Because I had something better.

If I could figure out a way to make it work—and call in some serious favors.

I sat there, my eyes closed, my fingers drumming against my jeans, trying to figure out all the pieces in my mind, all the angles, all the ways my crazy plan might succeed—or fail miserably. And slowly, I puzzled out a way to make it actually work. At least, I thought I did. Even the best plan could bite the dust when the Reapers were involved, but it was the only chance I had to save Grandma Frost, and I had to take it.

But first, I had to reach out to someone to make it happen.

I pulled my phone out of my jeans pocket and hit a number in the speed-dial. “Yeah?” a voice answered on the third ring, as snarky and sarcastic as ever.

“It’s Gwen.”

“Yeah?” came the response, a little more interested—

and much more wary.

“The Reapers have my grandma, and I need your help. How soon can you get here with our mutual friends?”

After I finished my call, and set the first part of my plan into motion, I took a shower and got ready for bed. Daphne and Logan called just like they’d said they would, and I talked to both of them. I didn’t say a word to either about my plan to steal the candle, though. Vic was right. I couldn’t involve them in what I was about to do, no matter how much I would have liked their support and understanding. Besides, I didn’t want to wreck things between Logan and his dad by asking the Spartan to help me. They’d just started talking again, and I wasn’t going to come between them. Not when I knew how much Logan had missed his dad and yearned for his love, support, and approval all these years.

Oh, I knew Logan, Daphne, and the rest of my friends would be angry when they found out what I’d done, but that was a consequence I was just going to have to live with.

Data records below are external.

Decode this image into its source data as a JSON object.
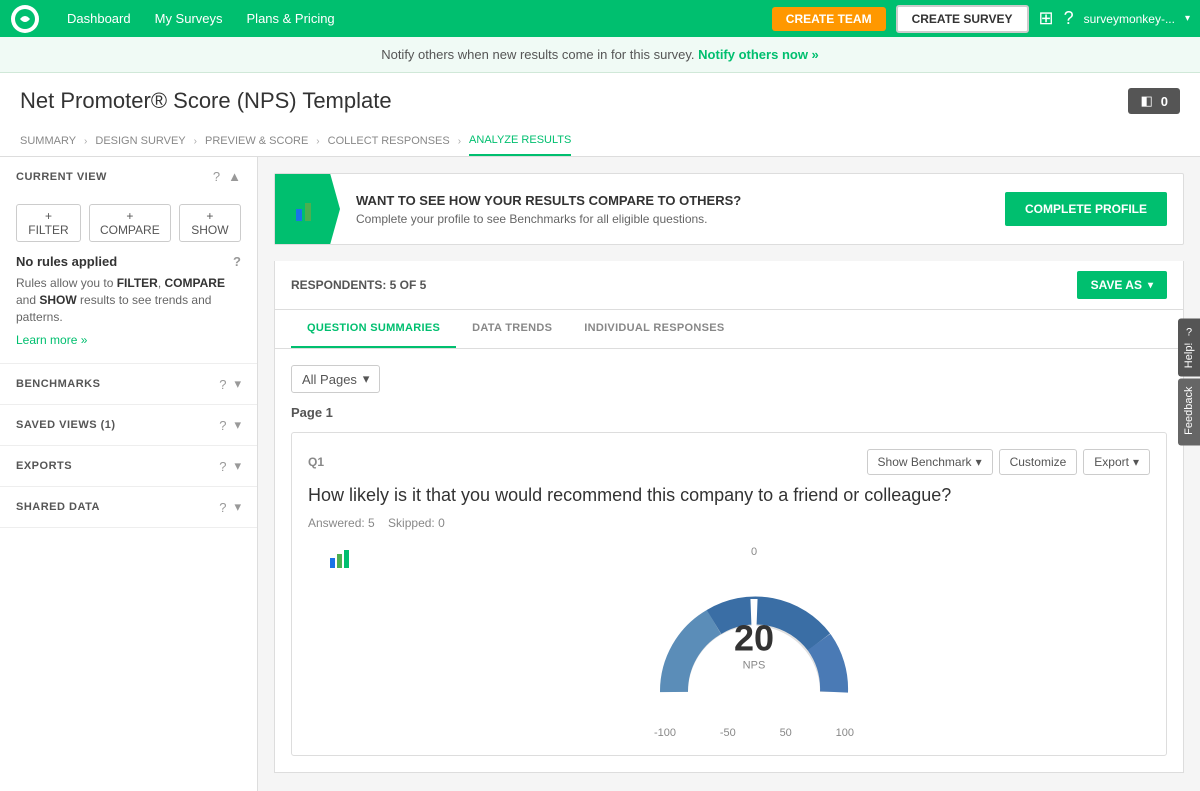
{
  "nav": {
    "logo_alt": "SurveyMonkey",
    "links": [
      {
        "id": "dashboard",
        "label": "Dashboard"
      },
      {
        "id": "my-surveys",
        "label": "My Surveys"
      },
      {
        "id": "plans-pricing",
        "label": "Plans & Pricing"
      }
    ],
    "create_team_label": "CREATE TEAM",
    "create_survey_label": "CREATE SURVEY",
    "user_label": "surveymonkey-...",
    "grid_icon": "⊞",
    "help_icon": "?"
  },
  "notify_bar": {
    "text": "Notify others when new results come in for this survey.",
    "link_text": "Notify others now »"
  },
  "page": {
    "title": "Net Promoter® Score (NPS) Template",
    "toggle_label": "0"
  },
  "breadcrumb": {
    "items": [
      {
        "id": "summary",
        "label": "SUMMARY",
        "active": false
      },
      {
        "id": "design-survey",
        "label": "DESIGN SURVEY",
        "active": false
      },
      {
        "id": "preview-score",
        "label": "PREVIEW & SCORE",
        "active": false
      },
      {
        "id": "collect-responses",
        "label": "COLLECT RESPONSES",
        "active": false
      },
      {
        "id": "analyze-results",
        "label": "ANALYZE RESULTS",
        "active": true
      }
    ]
  },
  "sidebar": {
    "current_view_label": "CURRENT VIEW",
    "filter_label": "+ FILTER",
    "compare_label": "+ COMPARE",
    "show_label": "+ SHOW",
    "no_rules_label": "No rules applied",
    "rules_desc_part1": "Rules allow you to ",
    "rules_filter": "FILTER",
    "rules_compare": "COMPARE",
    "rules_and": " and ",
    "rules_show": "SHOW",
    "rules_desc_part2": " results to see trends and patterns.",
    "learn_more": "Learn more »",
    "benchmarks_label": "BENCHMARKS",
    "saved_views_label": "SAVED VIEWS (1)",
    "exports_label": "EXPORTS",
    "shared_data_label": "SHARED DATA"
  },
  "benchmark_banner": {
    "heading": "WANT TO SEE HOW YOUR RESULTS COMPARE TO OTHERS?",
    "description": "Complete your profile to see Benchmarks for all eligible questions.",
    "button_label": "COMPLETE PROFILE"
  },
  "respondents": {
    "text": "RESPONDENTS: 5 of 5",
    "save_as_label": "SAVE AS"
  },
  "tabs": [
    {
      "id": "question-summaries",
      "label": "QUESTION SUMMARIES",
      "active": true
    },
    {
      "id": "data-trends",
      "label": "DATA TRENDS",
      "active": false
    },
    {
      "id": "individual-responses",
      "label": "INDIVIDUAL RESPONSES",
      "active": false
    }
  ],
  "pages_filter": {
    "label": "All Pages",
    "icon": "▾"
  },
  "question": {
    "page_label": "Page 1",
    "number": "Q1",
    "text": "How likely is it that you would recommend this company to a friend or colleague?",
    "answered": "Answered: 5",
    "skipped": "Skipped: 0",
    "show_benchmark_label": "Show Benchmark",
    "customize_label": "Customize",
    "export_label": "Export"
  },
  "nps_chart": {
    "score": "20",
    "label": "NPS",
    "scale_left": "-100",
    "scale_left_mid": "-50",
    "scale_top": "0",
    "scale_right_mid": "50",
    "scale_right": "100"
  },
  "feedback": {
    "help_label": "Help!",
    "feedback_label": "Feedback"
  }
}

So the next day, I went about my usual routine. Weapons training in the gym, where I apologized to everyone for pitching such a massive fit in the infirmary yesterday. Morning classes. Lunch. Afternoon classes. The day passed by in a perfectly normal fashion, right up until it was time for me to work my usual shift at the Library of Antiquities.

Alexei was waiting in the hallway outside my dorm room when I was ready to leave, and he walked me over to the library. He didn’t say anything to me, and I didn’t speak to him. Other than my apology, I hadn’t said a lot to any of my friends today, and they’d given me the space they thought I needed. I did need the space—just not for the reasons they assumed. I couldn’t exactly steal the candle if they were all watching me like, well, Black rocs.